O Benefício de Prestação Continuada (BPC) passou por mudanças importantes que prometem dar mais tranquilidade a quem depende dele para viver. A nova portaria, publicada pelo Ministério do Desenvolvimento e Assistência Social, Família e Combate à Fome junto com o INSS, trouxe ajustes que tornam o acesso ao benefício mais justo e adaptado à realidade de quem tem renda instável.
BPC continuará mesmo com mudanças na renda
Uma das novidades mais esperadas é a garantia de que o benefício não será cortado automaticamente quando houver variação na renda familiar. Agora, o pagamento do BPC continua ativo sempre que a renda do último mês — ou a média dos últimos doze — ficar igual ou inferior a um quarto do salário mínimo.
Na prática, isso significa mais segurança para quem trabalha de forma informal ou vive de pequenos serviços. Essas pessoas costumam ter meses bons e outros mais apertados, e, até então, qualquer oscilação podia levar à suspensão do benefício.
Com a nova regra, essa incerteza diminui bastante. O governo quer evitar que o cidadão perca o apoio por causa de um ganho momentâneo e, logo depois, precise enfrentar toda a burocracia para tentar reativar o pagamento.

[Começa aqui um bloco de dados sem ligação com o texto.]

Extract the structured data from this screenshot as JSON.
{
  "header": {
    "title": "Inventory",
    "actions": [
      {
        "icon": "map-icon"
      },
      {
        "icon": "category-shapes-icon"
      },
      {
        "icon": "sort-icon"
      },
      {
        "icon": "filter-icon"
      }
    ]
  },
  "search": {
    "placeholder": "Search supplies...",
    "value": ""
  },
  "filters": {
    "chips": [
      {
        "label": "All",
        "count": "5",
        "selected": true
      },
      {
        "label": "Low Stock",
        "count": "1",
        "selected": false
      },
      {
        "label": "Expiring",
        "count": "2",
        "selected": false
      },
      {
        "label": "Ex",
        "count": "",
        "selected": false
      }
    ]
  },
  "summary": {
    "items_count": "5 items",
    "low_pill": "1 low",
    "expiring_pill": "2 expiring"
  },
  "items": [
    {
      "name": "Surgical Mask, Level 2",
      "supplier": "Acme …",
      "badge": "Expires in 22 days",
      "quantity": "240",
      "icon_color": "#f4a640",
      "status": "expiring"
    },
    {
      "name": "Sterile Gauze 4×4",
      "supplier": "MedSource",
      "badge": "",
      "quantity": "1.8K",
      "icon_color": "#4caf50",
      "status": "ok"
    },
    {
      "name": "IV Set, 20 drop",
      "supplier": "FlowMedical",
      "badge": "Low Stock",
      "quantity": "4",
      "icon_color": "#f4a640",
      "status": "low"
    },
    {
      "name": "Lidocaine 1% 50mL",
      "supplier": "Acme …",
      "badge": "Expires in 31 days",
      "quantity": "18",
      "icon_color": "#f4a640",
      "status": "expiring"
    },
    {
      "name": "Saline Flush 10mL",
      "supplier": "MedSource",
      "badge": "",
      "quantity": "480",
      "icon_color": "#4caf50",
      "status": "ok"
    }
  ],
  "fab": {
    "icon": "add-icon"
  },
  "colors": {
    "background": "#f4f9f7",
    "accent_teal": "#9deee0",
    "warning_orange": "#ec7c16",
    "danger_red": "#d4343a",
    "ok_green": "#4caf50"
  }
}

Auxílio-inclusão agora será automático
Outro ponto que chama atenção é a conversão automática do BPC em auxílio-inclusão. Antes, quem começava a trabalhar precisava fazer um novo pedido para mudar o tipo de benefício. Agora, o próprio INSS fará essa atualização quando identificar que a pessoa com deficiência passou a ter um emprego formal com salário de até dois mínimos.
O processo será rápido e sem papelada. O sistema cruzará os dados do trabalhador com o Cadastro Nacional de Informações Sociais (CNIS), e a mudança acontecerá de forma automática.
O beneficiário continuará recebendo metade do valor do BPC junto com o salário, o que serve como incentivo para buscar uma vaga sem medo de perder o benefício de vez. E o melhor: se o trabalhador for demitido, o sistema reativa o BPC completo automaticamente, sem precisar agendar perícia ou refazer o cadastro.
Ministro Wellington Dias comenta as mudanças
Durante o programa Bom Dia, Ministro, transmitido pela Empresa Brasil de Comunicação (EBC), o ministro Wellington Dias explicou que o foco das mudanças é valorizar o trabalho e simplificar a vida de quem recebe o BPC.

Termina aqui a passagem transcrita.